Ada sesuatu dalam ucapan Nicholas yang membuat Park Yiseo terpaksa melepaskan rantai yang mengurung iblisnya. Saat Nick memutar pundak Yiseo dengan kasar, di saat itu juga Park Yiseo melayangkan kepalan tangannya ke udara.
BUK
Satu pukulan telak itu sanggup membuat wajah Nicholas berputar menabrak angin lalu mendarat di dinding. Semua orang melebarkan mata. Memandang Park Yiseo dengan wajah tercengang.
“Damn it! Bagaimana seorang gadis bisa memiliki kekuatan seperti itu,” gumam salah seorang murid.
“Aku tidak tahu, tapi yang jelas dia sedang melibatkan dirinya dalam masalah besar,” sahut temannya.

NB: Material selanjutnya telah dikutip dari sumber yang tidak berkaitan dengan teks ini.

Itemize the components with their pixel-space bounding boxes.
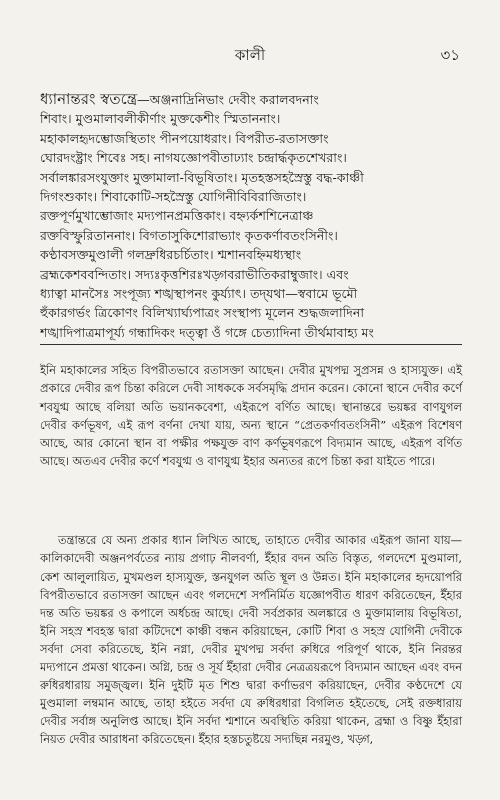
mantra-line: সর্বালঙ্কারসংযুক্তাং মুক্তামালা-বিভূষিতাং। মৃতহস্তসহস্রৈস্তু বদ্ধ-কাঞ্চী (40, 169, 364, 185)
mantra-line: হুঁকারগর্ভং ত্রিকোণং বিলিখ্যার্ঘ্যপাত্রং সংস্থাপ্য মূলেন শুদ্ধজলাদিনা (40, 305, 365, 321)
mantra-line: দিগংশুকাং। শিবাকোটি-সহস্রৈস্তু যোগিনীবিবিরাজিতাং। (40, 189, 307, 205)
mantra-line: ব্রহ্মকেশববন্দিতাং। সদ্যঃকৃত্তশিরঃখড়্গবরাভীতিকরাম্বুজাং। এবং (40, 266, 349, 282)
mantra-lead-rest: —অঞ্জনাদ্রিনিভাং দেবীং করালবদনাং (137, 92, 319, 107)
translation-paragraph: তন্ত্রান্তরে যে অন্য প্রকার ধ্যান লিখিত আছে, তাহাতে দেবীর আকার এইরূপ জানা যায়—কালিকাদেবী অঞ্জনপর্বতের ন্যায় প্রগাঢ় নীলবর্ণা, ইঁহার বদন অতি বিস্তৃত, গলদেশে মুণ্ডমালা, কেশ আলুলায়িত, মুখমণ্ডল হাস্যযুক্ত, স্তনযুগল অতি স্থূল ও উন্নত। ইনি মহাকালের হৃদয়োপরি বিপরীতভাবে রতাসক্তা আছেন এবং গলদেশে সর্পনির্মিত যজ্ঞোপবীত ধারণ করিতেছেন, ইঁহার দন্ত অতি ভয়ঙ্কর ও কপালে অর্ধচন্দ্র আছে। দেবী সর্বপ্রকার অলঙ্কারে ও মুক্তামালায় বিভূষিতা, ইনি সহস্র শবহস্ত দ্বারা কটিদেশে কাঞ্চী বন্ধন করিয়াছেন, কোটি শিবা ও সহস্র যোগিনী দেবীকে সর্বদা সেবা করিতেছে, ইনি নগ্না, দেবীর মুখপদ্ম সর্বদা রুধিরে পরিপূর্ণ থাকে, ইনি নিরন্তর মদ্যপানে প্রমত্তা থাকেন। অগ্নি, চন্দ্র ও সূর্য ইঁহারা দেবীর নেত্রত্রয়রূপে বিদ্যমান আছেন এবং বদন রুধিরধারায় সমুজ্জ্বল। ইনি দুইটি মৃত শিশু দ্বারা কর্ণাভরণ করিয়াছেন, দেবীর কণ্ঠদেশে যে মুণ্ডমালা লম্বমান আছে, তাহা হইতে সর্বদা যে রুধিরধারা বিগলিত হইতেছে, সেই রক্তধারায় দেবীর সর্বাঙ্গ অনুলিপ্ত আছে। ইনি সর্বদা শ্মশানে অবস্থিতি করিয়া থাকেন, ব্রহ্মা ও বিষ্ণু ইঁহারা নিয়ত দেবীর আরাধনা করিতেছেন। ইঁহার হস্তচতুষ্টয়ে সদ্যছিন্ন নরমুণ্ড, খড়্গ, (40, 533, 462, 747)
mantra-line: ঘোরদংষ্ট্রাং শিবেঃ সহ। নাগযজ্ঞোপবীতাঢ্যাং চন্দ্রার্দ্ধকৃতশেখরাং। (40, 150, 347, 166)
section-divider (40, 344, 462, 345)
mantra-line: রক্তবিস্ফুরিতাননাং। বিগতাসুকিশোরাভ্যাং কৃতকর্ণাবতংসিনীং। (40, 227, 338, 243)
mantra-line: শঙ্খাদিপাত্রমাপূর্য্য গন্ধাদিকং দত্ত্বা ওঁ গঙ্গে চেত্যাদিনা তীর্থমাবাহ্য মং (40, 324, 374, 340)
mantra-line: রক্তপূর্ণমুখাম্ভোজাং মদ্যপানপ্রমত্তিকাং। বহ্ন্যর্কশশিনেত্রাঞ্চ (40, 208, 314, 224)
mantra-line: কণ্ঠাবসক্তমুণ্ডালী গলদ্রুধিরচর্চিতাং। শ্মশানবহ্নিমধ্যস্থাং (40, 247, 302, 263)
mantra-line: শিবাং। মুণ্ডমালাবলীকীর্ণাং মুক্তকেশীং স্মিতাননাং। (40, 111, 281, 127)
running-title: কালী (234, 46, 266, 64)
mantra-line: মহাকালহৃদম্ভোজস্থিতাং পীনপয়োধরাং। বিপরীত-রতাসক্তাং (40, 130, 329, 146)
page-number: ৩১ (440, 46, 460, 64)
page-header (0, 44, 500, 68)
translation-paragraph: ইনি মহাকালের সহিত বিপরীতভাবে রতাসক্তা আছেন। দেবীর মুখপদ্ম সুপ্রসন্ন ও হাস্যযুক্ত। এই প্রকারে দেবীর রূপ চিন্তা করিলে দেবী সাধককে সর্বসমৃদ্ধি প্রদান করেন। কোনো স্থানে দেবীর কর্ণে শবযুগ্ম আছে বলিয়া অতি ভয়ানকবেশা, এইরূপে বর্ণিত আছে। স্থানান্তরে ভয়ঙ্কর বাণযুগল দেবীর কর্ণভূষণ, এই রূপ বর্ণনা দেখা যায়, অন্য স্থানে “প্রেতকর্ণাবতংসিনী” এইরূপ বিশেষণ আছে, আর কোনো স্থান বা পক্ষীর পক্ষযুক্ত বাণ কর্ণভূষণরূপে বিদ্যমান আছে, এইরূপ বর্ণিত আছে। অতএব দেবীর কর্ণে শবযুগ্ম ও বাণযুগ্ম ইহার অন্যতর রূপে চিন্তা করা যাইতে পারে। (40, 363, 462, 468)
mantra-line: ধ্যাত্বা মানসৈঃ সংপূজ্য শঙ্খস্থাপনং কুর্য্যাৎ। তদ্‌যথা—স্ববামে ভূমৌ (40, 286, 358, 302)
mantra-lead: ধ্যানান্তরং স্বতন্ত্রে (40, 90, 138, 108)
mantra-line (40, 90, 462, 109)
mantra-block (40, 90, 462, 342)
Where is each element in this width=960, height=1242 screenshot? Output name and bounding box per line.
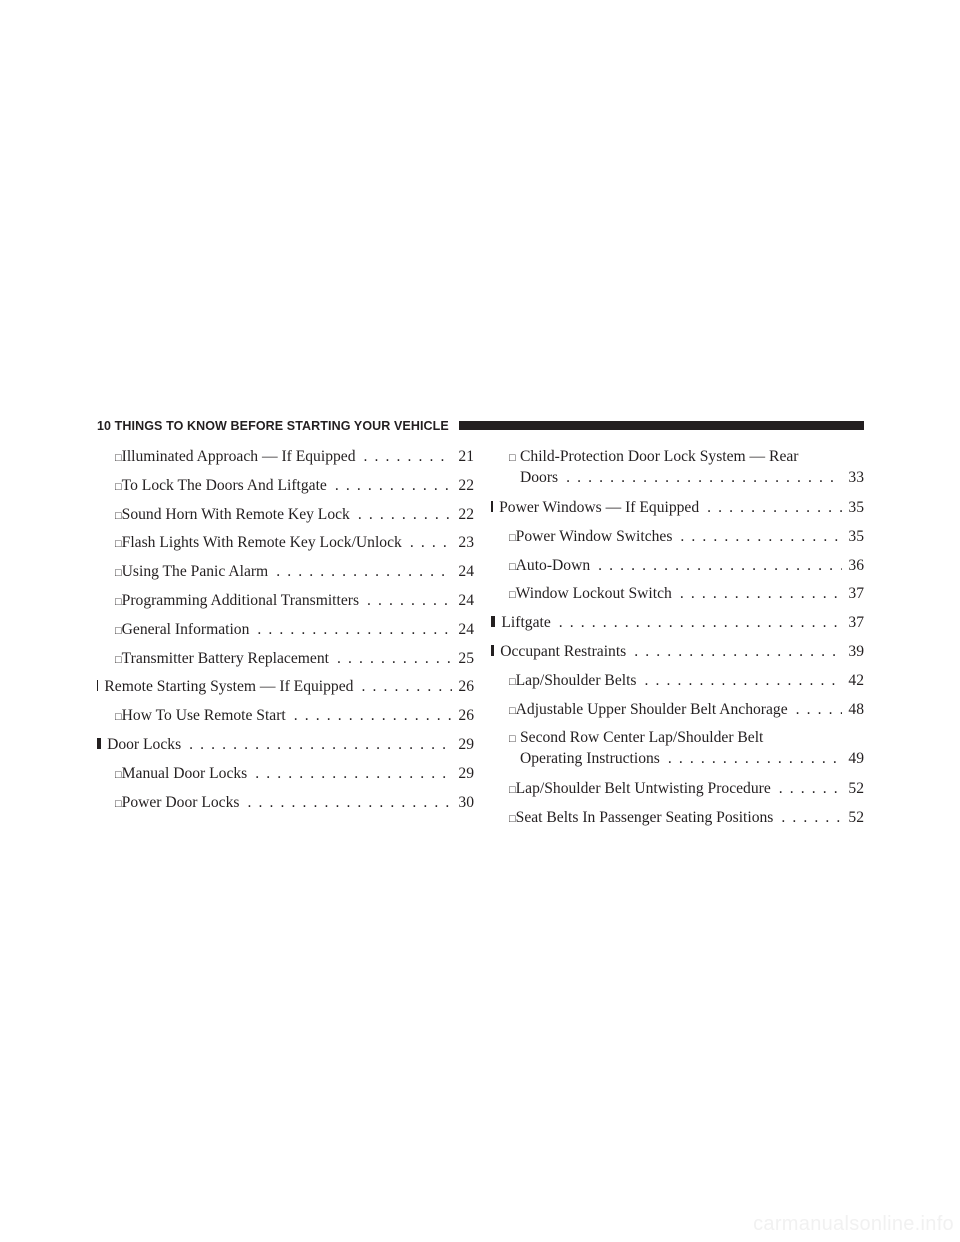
toc-entry-label: Manual Door Locks: [121, 764, 248, 782]
toc-page-number: 42: [848, 671, 864, 689]
toc-entry-label: Second Row Center Lap/Shoulder Belt: [520, 729, 764, 747]
toc-page-number: 39: [848, 642, 864, 660]
hollow-square-bullet-icon: □: [509, 813, 516, 826]
toc-page-number: 21: [458, 448, 474, 465]
toc-entry-label: General Information: [121, 620, 250, 638]
toc-entry-line: [491, 728, 864, 748]
toc-entry-line: [97, 789, 474, 818]
toc-leader-dots: [247, 789, 452, 818]
toc-right-column: [491, 443, 864, 833]
toc-entry-line: [491, 467, 864, 489]
toc-entry[interactable]: [491, 447, 864, 489]
toc-entry-line: [491, 748, 864, 770]
toc-entry[interactable]: [491, 638, 864, 667]
toc-entry-line: [491, 804, 864, 833]
toc-entry[interactable]: [97, 673, 474, 702]
hollow-square-bullet-icon: □: [115, 509, 122, 522]
toc-leader-dots: [189, 731, 452, 760]
toc-entry-label: Auto-Down: [515, 556, 591, 574]
toc-page-number: 26: [458, 707, 474, 725]
toc-left-column: [97, 443, 474, 817]
toc-leader-dots: [566, 467, 842, 489]
toc-entry-line: [491, 775, 864, 804]
toc-entry-label: Flash Lights With Remote Key Lock/Unlock: [121, 534, 402, 552]
toc-leader-dots: [257, 616, 452, 645]
solid-square-bullet-icon: [491, 501, 493, 512]
toc-leader-dots: [796, 696, 842, 725]
solid-square-bullet-icon: [491, 645, 494, 656]
toc-entry-label: Adjustable Upper Shoulder Belt Anchorage: [515, 700, 788, 718]
toc-entry[interactable]: [491, 494, 864, 523]
page-header: [97, 417, 864, 435]
toc-entry-line: [491, 552, 864, 581]
hollow-square-bullet-icon: □: [509, 675, 516, 688]
toc-page-number: 22: [458, 476, 474, 494]
toc-entry[interactable]: [491, 804, 864, 833]
toc-entry[interactable]: [97, 558, 474, 587]
toc-entry-label: Window Lockout Switch: [515, 585, 672, 603]
hollow-square-bullet-icon: □: [115, 711, 122, 724]
toc-page-number: 33: [848, 469, 864, 486]
toc-entry[interactable]: [97, 587, 474, 616]
toc-entry-label: Transmitter Battery Replacement: [121, 649, 329, 667]
toc-entry-label: Lap/Shoulder Belt Untwisting Procedure: [515, 780, 771, 798]
toc-entry[interactable]: [97, 760, 474, 789]
toc-entry-label: Occupant Restraints: [500, 642, 627, 660]
toc-leader-dots: [598, 552, 842, 581]
toc-entry-label-continued: Operating Instructions: [520, 750, 660, 768]
hollow-square-bullet-icon: □: [509, 733, 516, 746]
toc-page-number: 29: [458, 735, 474, 753]
toc-entry[interactable]: [97, 645, 474, 674]
toc-entry[interactable]: [491, 580, 864, 609]
solid-square-bullet-icon: [491, 616, 495, 627]
toc-entry-line: [97, 673, 474, 702]
toc-entry-label: Door Locks: [107, 735, 182, 753]
toc-page-number: 52: [848, 780, 864, 798]
toc-entry[interactable]: [491, 728, 864, 770]
toc-leader-dots: [367, 587, 452, 616]
watermark: carmanualsonline.info: [753, 1213, 954, 1235]
toc-leader-dots: [707, 494, 842, 523]
hollow-square-bullet-icon: □: [509, 784, 516, 797]
toc-entry-line: [97, 587, 474, 616]
toc-leader-dots: [634, 638, 842, 667]
toc-entry-line: [491, 523, 864, 552]
toc-entry-line: [97, 558, 474, 587]
toc-entry-line: [97, 760, 474, 789]
toc-entry-label: Seat Belts In Passenger Seating Positions: [515, 809, 774, 827]
toc-page-number: 49: [848, 750, 864, 768]
toc-entry[interactable]: [97, 472, 474, 501]
toc-entry-line: [97, 731, 474, 760]
toc-entry-label: Liftgate: [501, 614, 551, 632]
toc-leader-dots: [680, 523, 842, 552]
toc-entry[interactable]: [97, 702, 474, 731]
toc-entry-label: Remote Starting System — If Equipped: [104, 678, 354, 696]
toc-entry-label: Child-Protection Door Lock System — Rear: [520, 448, 799, 465]
toc-page-number: 25: [458, 649, 474, 667]
toc-leader-dots: [255, 760, 452, 789]
solid-square-bullet-icon: [97, 680, 98, 691]
toc-leader-dots: [668, 748, 842, 770]
toc-entry-line: [97, 616, 474, 645]
toc-page-number: 24: [458, 591, 474, 609]
hollow-square-bullet-icon: □: [115, 538, 122, 551]
toc-entry[interactable]: [491, 552, 864, 581]
toc-entry-line: [97, 501, 474, 530]
hollow-square-bullet-icon: □: [115, 567, 122, 580]
toc-page-number: 35: [848, 527, 864, 545]
toc-leader-dots: [559, 609, 842, 638]
toc-page-number: 22: [458, 505, 474, 523]
toc-page-number: 35: [848, 499, 864, 516]
toc-entry[interactable]: [97, 443, 474, 472]
hollow-square-bullet-icon: □: [115, 624, 122, 637]
toc-entry[interactable]: [97, 616, 474, 645]
toc-entry[interactable]: [97, 789, 474, 818]
toc-entry[interactable]: [97, 731, 474, 760]
toc-leader-dots: [781, 804, 842, 833]
toc-leader-dots: [680, 580, 842, 609]
toc-page-number: 24: [458, 620, 474, 638]
toc-entry-line: [491, 667, 864, 696]
toc-entry-line: [97, 529, 474, 558]
toc-page-number: 29: [458, 764, 474, 782]
solid-square-bullet-icon: [97, 738, 101, 749]
toc-leader-dots: [294, 702, 452, 731]
toc-entry[interactable]: [491, 775, 864, 804]
toc-entry[interactable]: [491, 523, 864, 552]
hollow-square-bullet-icon: □: [115, 480, 122, 493]
toc-page-number: 37: [848, 614, 864, 632]
toc-leader-dots: [337, 645, 452, 674]
toc-entry-label: Sound Horn With Remote Key Lock: [121, 505, 350, 523]
hollow-square-bullet-icon: □: [115, 595, 122, 608]
toc-entry-line: [491, 580, 864, 609]
toc-page-number: 26: [458, 678, 474, 696]
toc-entry-line: [491, 696, 864, 725]
toc-page-number: 23: [458, 534, 474, 552]
toc-leader-dots: [358, 501, 452, 530]
toc-page-number: 24: [458, 563, 474, 581]
toc-entry-line: [97, 702, 474, 731]
toc-entry-line: [491, 638, 864, 667]
toc-entry-label: Power Window Switches: [515, 527, 673, 545]
hollow-square-bullet-icon: □: [115, 452, 122, 464]
toc-leader-dots: [361, 673, 452, 702]
toc-page-number: 36: [848, 556, 864, 574]
toc-entry-label: Lap/Shoulder Belts: [515, 671, 637, 689]
toc-entry-line: [97, 472, 474, 501]
hollow-square-bullet-icon: □: [115, 653, 122, 666]
toc-page-number: 48: [848, 700, 864, 718]
hollow-square-bullet-icon: □: [115, 797, 122, 810]
toc-entry-line: [491, 447, 864, 467]
toc-entry-line: [97, 443, 474, 472]
toc-leader-dots: [364, 443, 452, 472]
toc-entry[interactable]: [97, 501, 474, 530]
toc-entry-line: [491, 609, 864, 638]
page-header-title: 10 THINGS TO KNOW BEFORE STARTING YOUR VEHICLE: [97, 417, 453, 435]
hollow-square-bullet-icon: □: [509, 531, 516, 544]
hollow-square-bullet-icon: □: [509, 589, 516, 602]
toc-leader-dots: [410, 529, 452, 558]
header-rule: [459, 421, 864, 430]
toc-page-number: 30: [458, 793, 474, 811]
toc-leader-dots: [335, 472, 452, 501]
toc-entry-label: To Lock The Doors And Liftgate: [121, 476, 327, 494]
hollow-square-bullet-icon: □: [509, 452, 516, 464]
toc-entry-label: Using The Panic Alarm: [121, 563, 269, 581]
toc-entry[interactable]: [491, 696, 864, 725]
toc-leader-dots: [645, 667, 843, 696]
hollow-square-bullet-icon: □: [509, 560, 516, 573]
toc-entry[interactable]: [491, 667, 864, 696]
hollow-square-bullet-icon: □: [509, 704, 516, 717]
hollow-square-bullet-icon: □: [115, 768, 122, 781]
toc-entry-line: [491, 494, 864, 523]
toc-entry-label: Illuminated Approach — If Equipped: [121, 448, 356, 465]
toc-leader-dots: [276, 558, 452, 587]
toc-entry-label: How To Use Remote Start: [121, 707, 286, 725]
toc-page-number: 37: [848, 585, 864, 603]
toc-entry-label: Programming Additional Transmitters: [121, 591, 360, 609]
toc-entry[interactable]: [97, 529, 474, 558]
toc-entry[interactable]: [491, 609, 864, 638]
toc-page-number: 52: [848, 809, 864, 827]
toc-leader-dots: [779, 775, 842, 804]
toc-entry-label: Power Windows — If Equipped: [499, 499, 700, 516]
toc-entry-label: Power Door Locks: [121, 793, 240, 811]
toc-entry-label-continued: Doors: [520, 469, 559, 486]
toc-entry-line: [97, 645, 474, 674]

“Arrrghhhh … son of a b***h!” geram Nicholas. Dia memutar wajah. Pria itu hendak berdiri, tetapi mendadak dia kehilangan kekuatannya. Sehingga yang bisa dilakukan Nicholas hanyalah menggeram di atas lantai.
“Dasar jalang! Awas kau!”
Park Yiseo kembali memutar tubuhnya dan meraih tangan Yong Do. “Tunjukan di mana kliniknya,” kata Yiseo. Seketika wajah gadis itu kembali tak berekspresi.
Semua pasang mata masih memusatkan atensi mereka pada Park Yiseo. Terdengar decakan bibir dari mereka.
“You in trouble now.”
Sementara yang lain mendesis dengan tatapan sinis.
“I don’t fu’cking care!” balas Yiseo.